114th Congress Adjourns Without Passing Tax-Extenders
Some Background on the Mortgage Debt Relief Act
The 2007 Mortgage Forgiveness Debt Relief Act allowed taxpayers to not include, as income, the discharge or forgiveness of debt on their principal residence. The debt that was forgiven or discharged through foreclosure, mortgage modification, a short sale or a deed in lieu, qualified for this exclusion. The act protected underwater homeowners from incurring taxes on the debt that was discharged or forgiven during a short sale, loan modification, foreclosure or a deed in lieu. It came close to expiring 4 times, but lobbying efforts from the National Association of Realtors managed to gain extensions.

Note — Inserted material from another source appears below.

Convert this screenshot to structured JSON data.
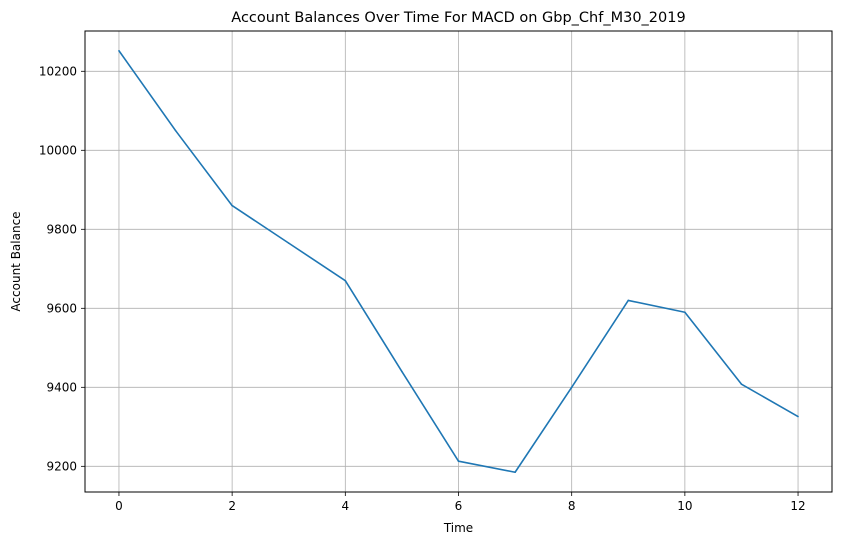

The Mortgage Cancellation Debt Relief Act Expires in 2016
After passing a Continuing Resolution that will fund Federal Government operations until April 28, 2017, the 114th Congress adjourned on Friday, December 9, 2016 and an extension of the Mortgage Cancellation Debt Relief, which is part of the “Tax Extenders” package was not passed in the lame duck session. This will now expire at the end of 2016. Homeowners completing a short-sale, going through foreclosure or a mortgage modification at any time during calendar year 2016 are eligible for this relief when they file their 2016 Income Taxes in April of 2017. the National Association of Realtors will be working on an extension in early 2017 that would be retroactive to January 1, 2017.

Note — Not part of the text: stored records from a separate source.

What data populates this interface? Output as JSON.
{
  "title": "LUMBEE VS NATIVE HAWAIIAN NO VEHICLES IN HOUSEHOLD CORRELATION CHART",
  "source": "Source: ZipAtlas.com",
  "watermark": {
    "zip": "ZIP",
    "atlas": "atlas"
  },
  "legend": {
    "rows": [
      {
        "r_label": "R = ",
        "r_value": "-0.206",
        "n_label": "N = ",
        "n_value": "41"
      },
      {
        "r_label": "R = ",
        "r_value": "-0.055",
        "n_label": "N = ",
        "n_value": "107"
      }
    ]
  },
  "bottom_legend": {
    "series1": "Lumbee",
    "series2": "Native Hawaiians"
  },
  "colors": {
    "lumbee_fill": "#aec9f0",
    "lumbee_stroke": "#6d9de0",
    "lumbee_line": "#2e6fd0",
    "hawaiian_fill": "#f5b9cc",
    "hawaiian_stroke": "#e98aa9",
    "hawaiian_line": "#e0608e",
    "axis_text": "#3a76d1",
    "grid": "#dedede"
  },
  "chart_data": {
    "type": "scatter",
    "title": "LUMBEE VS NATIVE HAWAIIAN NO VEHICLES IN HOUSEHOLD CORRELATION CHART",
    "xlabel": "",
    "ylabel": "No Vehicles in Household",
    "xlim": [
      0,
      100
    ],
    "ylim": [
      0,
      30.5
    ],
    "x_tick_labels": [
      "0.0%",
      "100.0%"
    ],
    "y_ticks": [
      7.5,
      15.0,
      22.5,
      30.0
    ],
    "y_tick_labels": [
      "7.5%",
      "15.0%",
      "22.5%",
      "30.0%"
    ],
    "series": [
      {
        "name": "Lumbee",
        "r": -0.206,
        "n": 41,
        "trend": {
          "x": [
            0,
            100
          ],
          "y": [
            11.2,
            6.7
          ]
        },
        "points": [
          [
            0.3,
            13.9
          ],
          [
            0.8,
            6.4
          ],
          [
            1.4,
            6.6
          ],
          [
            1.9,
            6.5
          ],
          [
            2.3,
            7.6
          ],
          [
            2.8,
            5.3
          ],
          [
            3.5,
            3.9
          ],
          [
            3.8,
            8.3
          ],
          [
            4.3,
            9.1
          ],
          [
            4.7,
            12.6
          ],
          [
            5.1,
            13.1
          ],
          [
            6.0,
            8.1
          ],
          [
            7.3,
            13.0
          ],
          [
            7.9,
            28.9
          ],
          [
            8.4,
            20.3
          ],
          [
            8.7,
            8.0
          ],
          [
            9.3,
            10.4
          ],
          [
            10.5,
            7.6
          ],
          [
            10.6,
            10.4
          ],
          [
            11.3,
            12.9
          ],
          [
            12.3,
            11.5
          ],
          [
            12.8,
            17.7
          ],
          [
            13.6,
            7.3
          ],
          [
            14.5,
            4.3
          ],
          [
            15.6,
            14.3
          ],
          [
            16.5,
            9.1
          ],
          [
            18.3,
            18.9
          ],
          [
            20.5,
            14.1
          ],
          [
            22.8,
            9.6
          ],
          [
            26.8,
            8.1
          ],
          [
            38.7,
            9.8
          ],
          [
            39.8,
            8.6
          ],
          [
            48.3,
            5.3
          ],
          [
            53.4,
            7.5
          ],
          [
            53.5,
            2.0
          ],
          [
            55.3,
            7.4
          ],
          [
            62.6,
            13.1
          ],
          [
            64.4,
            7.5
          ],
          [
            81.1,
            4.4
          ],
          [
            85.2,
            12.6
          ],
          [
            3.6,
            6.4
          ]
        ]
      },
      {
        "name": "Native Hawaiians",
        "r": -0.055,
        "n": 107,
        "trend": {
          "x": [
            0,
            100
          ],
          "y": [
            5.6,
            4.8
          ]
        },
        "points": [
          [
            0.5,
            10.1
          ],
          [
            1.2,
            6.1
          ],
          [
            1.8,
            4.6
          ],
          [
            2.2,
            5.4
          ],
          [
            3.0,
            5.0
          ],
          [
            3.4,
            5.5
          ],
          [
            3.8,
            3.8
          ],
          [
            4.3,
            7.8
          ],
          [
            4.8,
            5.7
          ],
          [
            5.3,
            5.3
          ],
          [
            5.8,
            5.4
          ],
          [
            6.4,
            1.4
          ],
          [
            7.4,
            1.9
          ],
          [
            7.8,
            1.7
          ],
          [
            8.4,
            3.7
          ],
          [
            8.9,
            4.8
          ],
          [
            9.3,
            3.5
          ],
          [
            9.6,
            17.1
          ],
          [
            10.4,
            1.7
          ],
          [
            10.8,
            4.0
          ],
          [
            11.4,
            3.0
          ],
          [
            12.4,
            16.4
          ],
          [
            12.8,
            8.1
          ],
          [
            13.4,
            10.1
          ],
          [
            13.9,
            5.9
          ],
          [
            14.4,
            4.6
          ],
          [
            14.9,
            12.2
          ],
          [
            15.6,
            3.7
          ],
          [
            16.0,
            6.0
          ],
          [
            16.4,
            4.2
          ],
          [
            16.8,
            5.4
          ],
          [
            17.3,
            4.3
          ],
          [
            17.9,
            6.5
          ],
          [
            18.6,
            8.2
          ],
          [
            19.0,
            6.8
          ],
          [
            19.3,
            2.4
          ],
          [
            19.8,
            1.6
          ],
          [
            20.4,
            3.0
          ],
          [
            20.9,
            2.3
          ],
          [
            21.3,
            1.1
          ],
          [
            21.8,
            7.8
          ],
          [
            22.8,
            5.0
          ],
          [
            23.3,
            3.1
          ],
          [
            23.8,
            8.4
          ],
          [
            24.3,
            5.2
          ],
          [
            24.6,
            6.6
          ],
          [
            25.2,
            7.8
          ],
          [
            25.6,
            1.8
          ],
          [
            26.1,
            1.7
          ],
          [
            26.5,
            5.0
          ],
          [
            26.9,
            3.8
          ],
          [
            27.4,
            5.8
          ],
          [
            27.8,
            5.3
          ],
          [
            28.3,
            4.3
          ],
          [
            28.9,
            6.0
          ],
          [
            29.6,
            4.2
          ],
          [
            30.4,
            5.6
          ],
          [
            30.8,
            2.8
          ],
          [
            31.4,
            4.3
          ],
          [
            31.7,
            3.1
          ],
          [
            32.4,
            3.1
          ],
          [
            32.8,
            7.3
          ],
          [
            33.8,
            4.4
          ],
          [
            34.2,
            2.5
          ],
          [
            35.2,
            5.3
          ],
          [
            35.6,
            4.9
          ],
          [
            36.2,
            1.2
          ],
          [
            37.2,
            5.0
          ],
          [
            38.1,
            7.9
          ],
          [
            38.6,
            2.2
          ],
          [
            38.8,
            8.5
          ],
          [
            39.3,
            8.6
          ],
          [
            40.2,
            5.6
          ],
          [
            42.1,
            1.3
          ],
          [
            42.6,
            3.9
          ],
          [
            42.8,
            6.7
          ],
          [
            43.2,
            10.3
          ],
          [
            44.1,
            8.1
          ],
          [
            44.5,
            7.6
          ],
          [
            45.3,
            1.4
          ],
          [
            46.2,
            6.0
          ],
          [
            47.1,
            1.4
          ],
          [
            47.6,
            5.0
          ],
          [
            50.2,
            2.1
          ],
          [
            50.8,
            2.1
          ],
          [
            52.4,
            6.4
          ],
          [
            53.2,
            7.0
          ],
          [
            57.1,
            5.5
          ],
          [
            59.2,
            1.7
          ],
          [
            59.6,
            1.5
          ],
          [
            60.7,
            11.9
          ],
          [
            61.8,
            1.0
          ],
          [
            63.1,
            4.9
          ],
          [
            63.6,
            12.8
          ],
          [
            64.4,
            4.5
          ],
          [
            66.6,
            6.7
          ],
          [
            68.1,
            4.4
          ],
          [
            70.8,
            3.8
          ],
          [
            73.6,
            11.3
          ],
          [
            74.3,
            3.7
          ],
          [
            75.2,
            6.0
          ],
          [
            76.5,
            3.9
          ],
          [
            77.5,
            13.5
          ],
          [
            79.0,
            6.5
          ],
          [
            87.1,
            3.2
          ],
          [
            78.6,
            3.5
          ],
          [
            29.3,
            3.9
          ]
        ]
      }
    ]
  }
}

This lack of congressional action is a disappointment but people should remember that because this doesn’t expire until the end of 2016, they are still eligible for mortgage debt cancellation relief when they file their taxes in 2016. However, any mortgage debt cancelled in 2017 or beyond is no longer going to be covered. The hope is that Congress will take action and extend the provision at some point soon so that homeowners are continued to be protected.